# Task 1: Web Scraping a Wikipedia table

Using `BeautifulSoup` to scrape the table of [Postal codes in Toronto](https://en.wikipedia.org/wiki/List_of_postal_codes_of_Canada:_M) from Wikipedia.

In [1]:
import requests
from bs4 import BeautifulSoup
import pandas as pd

We first make a `get` request to obtain the `html` for the page, which we then feed into a `BeautifulSoup` object. 

In [2]:
URL = 'https://en.wikipedia.org/wiki/List_of_postal_codes_of_Canada:_M'
r = requests.get(URL)
soup = BeautifulSoup(r.content, 'lxml')

With the page saved locally in `soup`, we now find the table on the page of class `wikitable sortable` (as found by inspecting the `html` on the website), and then divide it into separate rows by searching for `tr` tags.

In [3]:
table = soup.find('table', attrs={'class':'wikitable sortable'})
table_data = table.find_all('tr')

In order to construct our dataframe, we first construct a table of dictionaries; the keys will determine the columns of the dataframe.

In [4]:
# Initialise an empty list for the neighbourhoods.

neighbourhoods = []

For later use, we collect the header names within a table called `headers` by finding the `th` tags within the first row of `table_data` (i.e., the header row). When we convert the results to text they will contain line break characters, which we remove along with whitespace.

In [5]:
# Collect the header names in a list

headers = [th.text.replace('\n','').replace(' ', '') for th in table_data[0].find_all('th')]

After doing this, we scan through the rest of `table_data`: for each row of the table we first produce an empty dictionary and then, using a zipped list of `headers` and the elements of the row contained within `td` tags, we associate to the dictionary the header names as keys and the table entries as values (with line break characters again removed). This dictionary is then appended to `neighbourhoods`.

In [6]:
for n in range(1, len(table_data)):
    neighbourhood = dict()
    for header, td in zip(headers, table_data[n].find_all('td')):
        neighbourhood[header] = td.text.replace('\n','')
    neighbourhoods.append(neighbourhood)

We can now convert this list into a dataframe using the `pandas.DataFrame()` function.

In [7]:
df = pd.DataFrame(neighbourhoods)
df.head()

Unnamed: 0,PostalCode,Borough,Neighbourhood
0,M1A,Not assigned,Not assigned
1,M2A,Not assigned,Not assigned
2,M3A,North York,Parkwoods
3,M4A,North York,Victoria Village
4,M5A,Downtown Toronto,"Regent Park, Harbourfront"
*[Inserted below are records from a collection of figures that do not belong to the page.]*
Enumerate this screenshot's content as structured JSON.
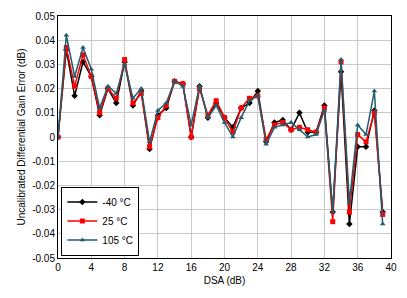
{
  "chart_data": {
    "type": "line",
    "x_label": "DSA (dB)",
    "y_label": "Uncalibrated Differential Gain Error (dB)",
    "x": [
      0,
      1,
      2,
      3,
      4,
      5,
      6,
      7,
      8,
      9,
      10,
      11,
      12,
      13,
      14,
      15,
      16,
      17,
      18,
      19,
      20,
      21,
      22,
      23,
      24,
      25,
      26,
      27,
      28,
      29,
      30,
      31,
      32,
      33,
      34,
      35,
      36,
      37,
      38,
      39
    ],
    "series": [
      {
        "name": "-40 °C",
        "color": "#000000",
        "marker": "diamond",
        "values": [
          0,
          0.036,
          0.017,
          0.031,
          0.025,
          0.009,
          0.02,
          0.014,
          0.031,
          0.013,
          0.019,
          -0.005,
          0.009,
          0.012,
          0.023,
          0.022,
          0.0,
          0.021,
          0.008,
          0.014,
          0.008,
          0.004,
          0.012,
          0.014,
          0.019,
          -0.002,
          0.006,
          0.007,
          0.003,
          0.01,
          0.002,
          0.002,
          0.013,
          -0.031,
          0.027,
          -0.036,
          -0.004,
          -0.004,
          0.011,
          -0.031
        ]
      },
      {
        "name": "25 °C",
        "color": "#ff0000",
        "marker": "square",
        "values": [
          0,
          0.037,
          0.021,
          0.034,
          0.025,
          0.01,
          0.02,
          0.016,
          0.032,
          0.014,
          0.018,
          -0.004,
          0.008,
          0.013,
          0.023,
          0.022,
          0.0,
          0.02,
          0.009,
          0.015,
          0.008,
          0.002,
          0.012,
          0.016,
          0.017,
          -0.001,
          0.005,
          0.006,
          0.003,
          0.004,
          0.003,
          0.002,
          0.012,
          -0.035,
          0.031,
          -0.031,
          0.001,
          -0.002,
          0.01,
          -0.032
        ]
      },
      {
        "name": "105 °C",
        "color": "#205d6e",
        "marker": "triangle-up",
        "values": [
          0,
          0.042,
          0.025,
          0.037,
          0.028,
          0.012,
          0.021,
          0.018,
          0.03,
          0.016,
          0.02,
          -0.002,
          0.011,
          0.014,
          0.023,
          0.021,
          0.005,
          0.021,
          0.008,
          0.013,
          0.006,
          0.0,
          0.008,
          0.015,
          0.017,
          -0.003,
          0.004,
          0.005,
          0.006,
          0.003,
          0.0,
          0.001,
          0.011,
          -0.031,
          0.032,
          -0.027,
          0.005,
          0.001,
          0.019,
          -0.036
        ]
      }
    ],
    "xlim": [
      0,
      40
    ],
    "xticks": [
      0,
      4,
      8,
      12,
      16,
      20,
      24,
      28,
      32,
      36,
      40
    ],
    "ylim": [
      -0.05,
      0.05
    ],
    "yticks": [
      -0.05,
      -0.04,
      -0.03,
      -0.02,
      -0.01,
      0,
      0.01,
      0.02,
      0.03,
      0.04,
      0.05
    ],
    "grid": true,
    "legend": "bottom left"
  }
}
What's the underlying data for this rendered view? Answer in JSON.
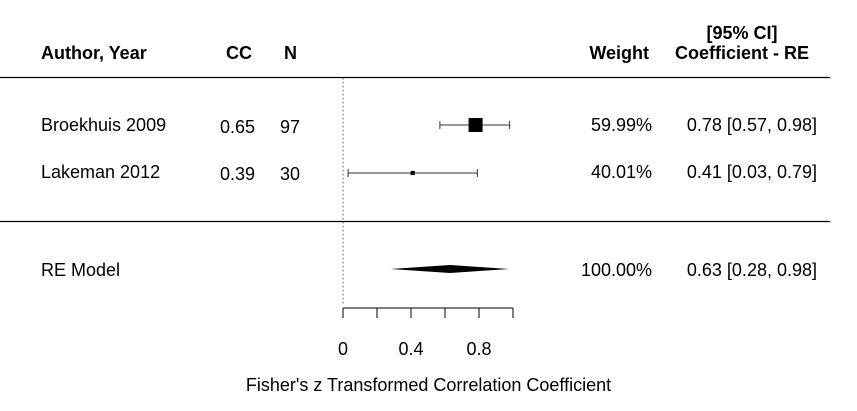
{
  "headers": {
    "author": "Author, Year",
    "cc": "CC",
    "n": "N",
    "weight": "Weight",
    "ci_top": "[95% CI]",
    "coef": "Coefficient - RE"
  },
  "chart_data": {
    "type": "forest",
    "xlabel": "Fisher's z Transformed Correlation Coefficient",
    "xlim": [
      0,
      1.0
    ],
    "xticks": [
      0,
      0.2,
      0.4,
      0.6,
      0.8,
      1.0
    ],
    "xtick_labels": [
      "0",
      "0.4",
      "0.8"
    ],
    "xtick_label_values": [
      0,
      0.4,
      0.8
    ],
    "reference_line": 0,
    "studies": [
      {
        "author": "Broekhuis 2009",
        "cc": "0.65",
        "n": "97",
        "estimate": 0.78,
        "ci_low": 0.57,
        "ci_high": 0.98,
        "weight": 59.99,
        "weight_label": "59.99%",
        "ci_label": "0.78 [0.57, 0.98]"
      },
      {
        "author": "Lakeman 2012",
        "cc": "0.39",
        "n": "30",
        "estimate": 0.41,
        "ci_low": 0.03,
        "ci_high": 0.79,
        "weight": 40.01,
        "weight_label": "40.01%",
        "ci_label": "0.41 [0.03, 0.79]"
      }
    ],
    "summary": {
      "label": "RE Model",
      "estimate": 0.63,
      "ci_low": 0.28,
      "ci_high": 0.98,
      "weight_label": "100.00%",
      "ci_label": "0.63 [0.28, 0.98]"
    }
  }
}
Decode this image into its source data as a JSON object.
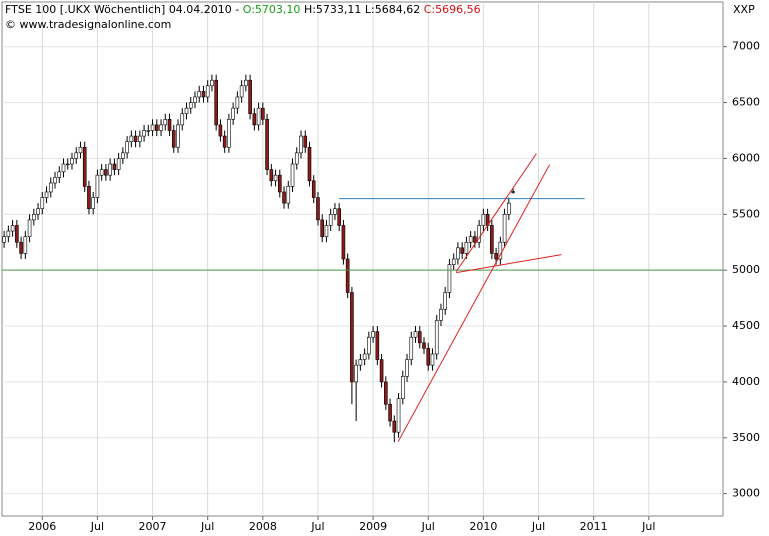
{
  "chart_data": {
    "type": "candlestick",
    "header": {
      "title": "FTSE 100 [.UKX  Wöchentlich] 04.04.2010 -",
      "open": "O:5703,10",
      "high": "H:5733,11",
      "low": "L:5684,62",
      "close": "C:5696,56",
      "source": "© www.tradesignalonline.com",
      "symbol": "XXP"
    },
    "xlim": [
      -0.5,
      169.5
    ],
    "ylim": [
      2800,
      7400
    ],
    "yticks": [
      3000,
      3500,
      4000,
      4500,
      5000,
      5500,
      6000,
      6500,
      7000
    ],
    "xticks": [
      {
        "value": 9,
        "label": "2006"
      },
      {
        "value": 22,
        "label": "Jul"
      },
      {
        "value": 35,
        "label": "2007"
      },
      {
        "value": 48,
        "label": "Jul"
      },
      {
        "value": 61,
        "label": "2008"
      },
      {
        "value": 74,
        "label": "Jul"
      },
      {
        "value": 87,
        "label": "2009"
      },
      {
        "value": 100,
        "label": "Jul"
      },
      {
        "value": 113,
        "label": "2010"
      },
      {
        "value": 126,
        "label": "Jul"
      },
      {
        "value": 139,
        "label": "2011"
      },
      {
        "value": 152,
        "label": "Jul"
      }
    ],
    "grid": true,
    "up_color": "#ffffff",
    "down_color": "#8b1a1a",
    "wick_color": "#000000",
    "open": [
      5250,
      5300,
      5350,
      5400,
      5250,
      5150,
      5300,
      5450,
      5500,
      5550,
      5650,
      5700,
      5780,
      5830,
      5880,
      5950,
      5950,
      6000,
      6050,
      6100,
      5750,
      5550,
      5650,
      5850,
      5900,
      5850,
      5950,
      5900,
      6000,
      6050,
      6150,
      6200,
      6150,
      6200,
      6250,
      6250,
      6300,
      6250,
      6300,
      6350,
      6250,
      6100,
      6300,
      6400,
      6450,
      6500,
      6550,
      6600,
      6550,
      6650,
      6700,
      6300,
      6200,
      6100,
      6350,
      6450,
      6550,
      6650,
      6700,
      6400,
      6300,
      6450,
      6350,
      5900,
      5800,
      5850,
      5700,
      5600,
      5750,
      5950,
      6050,
      6200,
      6100,
      5800,
      5650,
      5450,
      5300,
      5400,
      5500,
      5550,
      5400,
      5100,
      4800,
      4000,
      4150,
      4200,
      4250,
      4400,
      4450,
      4200,
      4000,
      3800,
      3650,
      3550,
      3850,
      4050,
      4200,
      4400,
      4450,
      4350,
      4300,
      4150,
      4250,
      4550,
      4650,
      4800,
      5050,
      5100,
      5200,
      5150,
      5250,
      5300,
      5250,
      5400,
      5500,
      5400,
      5150,
      5100,
      5250,
      5500,
      5703.1
    ],
    "high": [
      5350,
      5400,
      5450,
      5450,
      5300,
      5350,
      5500,
      5550,
      5600,
      5700,
      5750,
      5830,
      5880,
      5930,
      6000,
      6000,
      6050,
      6100,
      6150,
      6150,
      5800,
      5700,
      5900,
      5950,
      5950,
      6000,
      6000,
      6050,
      6100,
      6200,
      6250,
      6250,
      6250,
      6300,
      6300,
      6350,
      6350,
      6350,
      6400,
      6400,
      6300,
      6350,
      6450,
      6500,
      6550,
      6600,
      6650,
      6650,
      6700,
      6750,
      6750,
      6350,
      6250,
      6400,
      6500,
      6600,
      6700,
      6750,
      6750,
      6450,
      6500,
      6500,
      6400,
      5950,
      5900,
      5900,
      5750,
      5800,
      6000,
      6100,
      6250,
      6250,
      6150,
      5850,
      5700,
      5500,
      5450,
      5550,
      5600,
      5600,
      5450,
      5150,
      4850,
      4200,
      4250,
      4300,
      4450,
      4500,
      4500,
      4250,
      4050,
      3850,
      3700,
      3900,
      4100,
      4250,
      4450,
      4500,
      4500,
      4400,
      4350,
      4300,
      4600,
      4700,
      4850,
      5100,
      5150,
      5250,
      5250,
      5300,
      5350,
      5350,
      5450,
      5550,
      5550,
      5450,
      5200,
      5300,
      5550,
      5650,
      5733.11
    ],
    "low": [
      5200,
      5250,
      5300,
      5200,
      5100,
      5100,
      5250,
      5400,
      5450,
      5500,
      5600,
      5650,
      5730,
      5780,
      5830,
      5900,
      5900,
      5950,
      6000,
      5700,
      5500,
      5500,
      5600,
      5800,
      5800,
      5800,
      5850,
      5850,
      5950,
      6000,
      6100,
      6100,
      6100,
      6150,
      6200,
      6200,
      6200,
      6200,
      6250,
      6200,
      6050,
      6050,
      6250,
      6350,
      6400,
      6450,
      6500,
      6500,
      6500,
      6600,
      6250,
      6150,
      6050,
      6050,
      6300,
      6400,
      6500,
      6600,
      6350,
      6250,
      6250,
      6300,
      5850,
      5750,
      5750,
      5650,
      5550,
      5550,
      5700,
      5900,
      6000,
      6050,
      5750,
      5600,
      5400,
      5250,
      5250,
      5350,
      5450,
      5350,
      5050,
      4750,
      3800,
      3650,
      4100,
      4150,
      4200,
      4350,
      4150,
      3950,
      3750,
      3600,
      3460,
      3500,
      3800,
      4000,
      4150,
      4350,
      4300,
      4250,
      4100,
      4100,
      4200,
      4500,
      4600,
      4750,
      5000,
      5050,
      5100,
      5100,
      5200,
      5200,
      5200,
      5350,
      5350,
      5100,
      5050,
      5050,
      5200,
      5450,
      5684.62
    ],
    "close": [
      5300,
      5350,
      5400,
      5250,
      5150,
      5300,
      5450,
      5500,
      5550,
      5650,
      5700,
      5780,
      5830,
      5880,
      5950,
      5950,
      6000,
      6050,
      6100,
      5750,
      5550,
      5650,
      5850,
      5900,
      5850,
      5950,
      5900,
      6000,
      6050,
      6150,
      6200,
      6150,
      6200,
      6250,
      6250,
      6300,
      6250,
      6300,
      6350,
      6250,
      6100,
      6300,
      6400,
      6450,
      6500,
      6550,
      6600,
      6550,
      6650,
      6700,
      6300,
      6200,
      6100,
      6350,
      6450,
      6550,
      6650,
      6700,
      6400,
      6300,
      6450,
      6350,
      5900,
      5800,
      5850,
      5700,
      5600,
      5750,
      5950,
      6050,
      6200,
      6100,
      5800,
      5650,
      5450,
      5300,
      5400,
      5500,
      5550,
      5400,
      5100,
      4800,
      4000,
      4150,
      4200,
      4250,
      4400,
      4450,
      4200,
      4000,
      3800,
      3650,
      3550,
      3850,
      4050,
      4200,
      4400,
      4450,
      4350,
      4300,
      4150,
      4250,
      4550,
      4650,
      4800,
      5050,
      5100,
      5200,
      5150,
      5250,
      5300,
      5250,
      5400,
      5500,
      5400,
      5150,
      5100,
      5250,
      5500,
      5600,
      5696.56
    ],
    "trendlines": [
      {
        "color": "#4a9a4a",
        "x1": -0.5,
        "y1": 5000,
        "x2": 169.5,
        "y2": 5000
      },
      {
        "color": "#2f7fc0",
        "x1": 79,
        "y1": 5640,
        "x2": 136.9,
        "y2": 5640
      },
      {
        "color": "#e02020",
        "x1": 92.9,
        "y1": 3465,
        "x2": 128.6,
        "y2": 5944
      },
      {
        "color": "#e02020",
        "x1": 106.6,
        "y1": 4987,
        "x2": 125.5,
        "y2": 6043
      },
      {
        "color": "#e02020",
        "x1": 106.6,
        "y1": 4978,
        "x2": 131.4,
        "y2": 5139
      }
    ]
  }
}
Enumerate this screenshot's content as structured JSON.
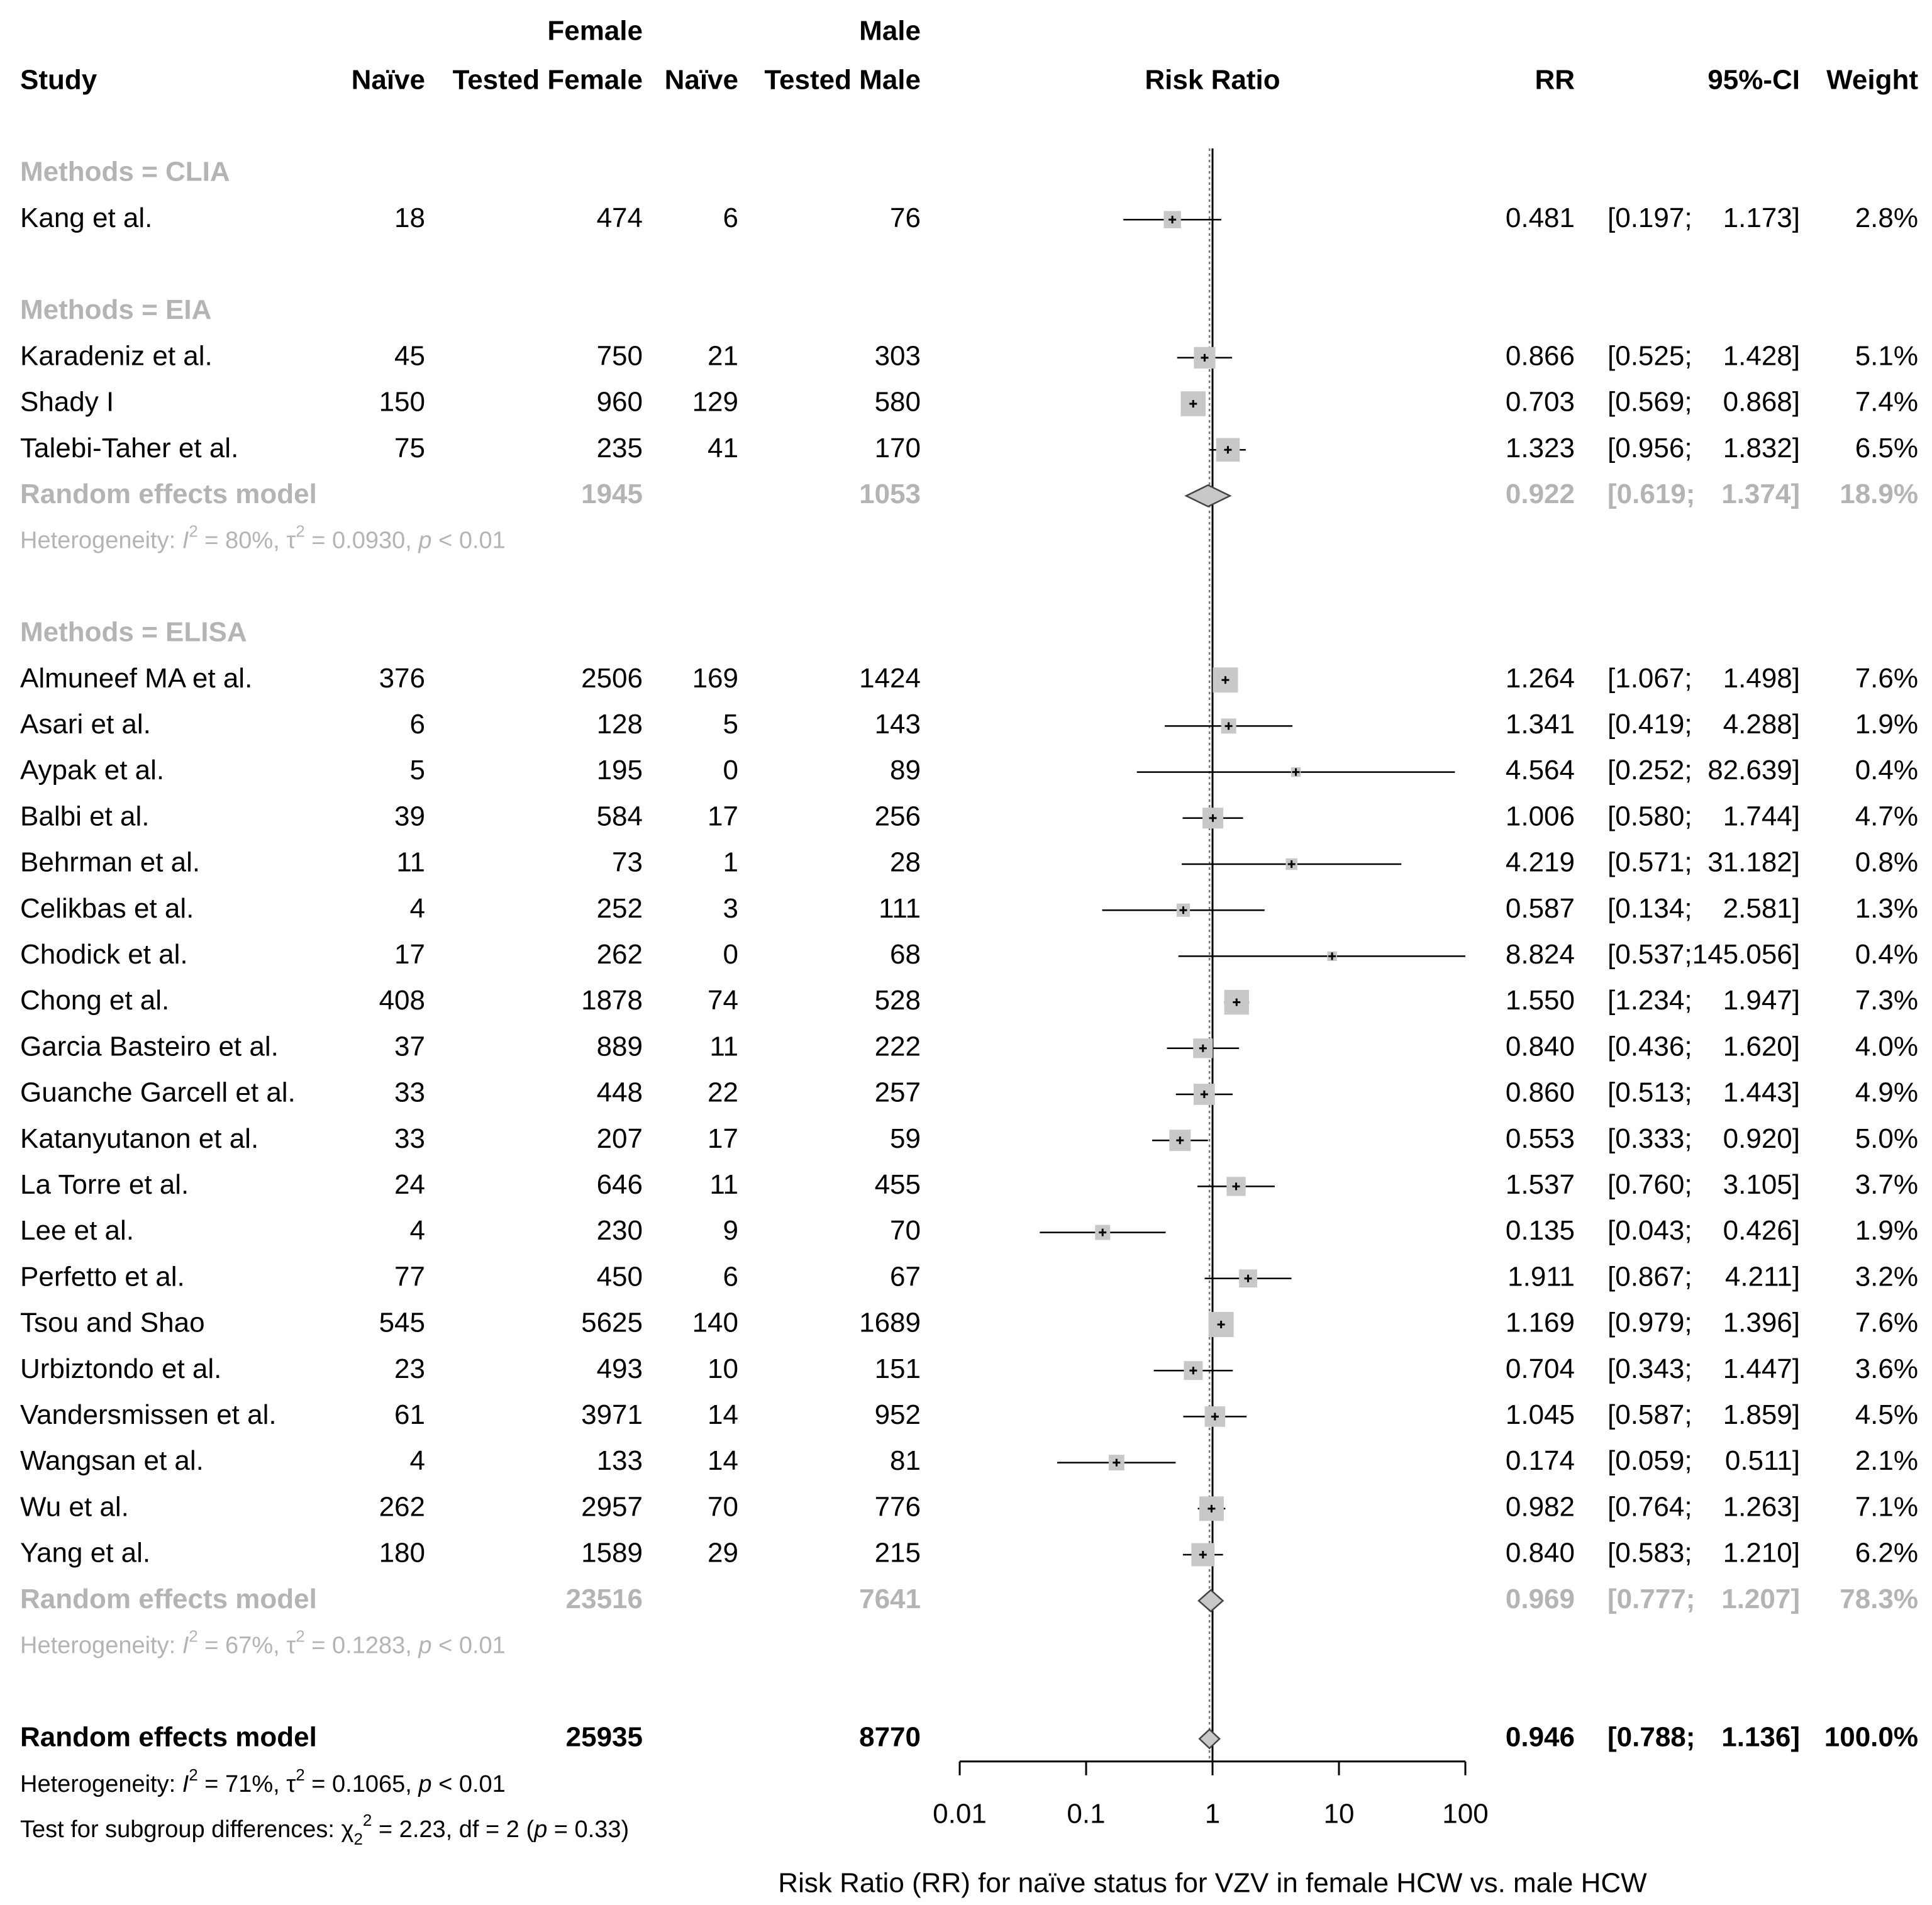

We can immediately see that some postal codes do not have an associated borough, so let's collect their indices and then drop them from the dataframe.

In [8]:
empty_rows = df[df['Borough']=='Not assigned'].index
df.drop(empty_rows, axis=0, inplace=True)
df.reset_index(drop=True, inplace=True)
df.head()

Unnamed: 0,PostalCode,Borough,Neighbourhood
0,M3A,North York,Parkwoods
1,M4A,North York,Victoria Village
2,M5A,Downtown Toronto,"Regent Park, Harbourfront"
3,M6A,North York,"Lawrence Manor, Lawrence Heights"
4,M7A,Downtown Toronto,"Queen's Park, Ontario Provincial Government"


As there is a potential risk that there are duplicates of postal codes in the original table, we compare the number of rows in the table to the number of unique postal codes:

In [9]:
print(f"There are {df.shape[0]} rows in the table, and {df['PostalCode'].nunique()} unique postal codes")

There are 103 rows in the table, and 103 unique postal codes


There does not seem to be any duplicate postal codes. But what about if there are any neighbourhoods that are not assigned?

In [10]:
print(f"The number of neighbourhoods that are not assigned: {df[df['Neighbourhood']=='Not assigned'].shape[0]}")

The number of neighbourhoods that are not assigned: 0


So, as a sanity check: what size is the dataframe?

In [11]:
df.shape

(103, 3)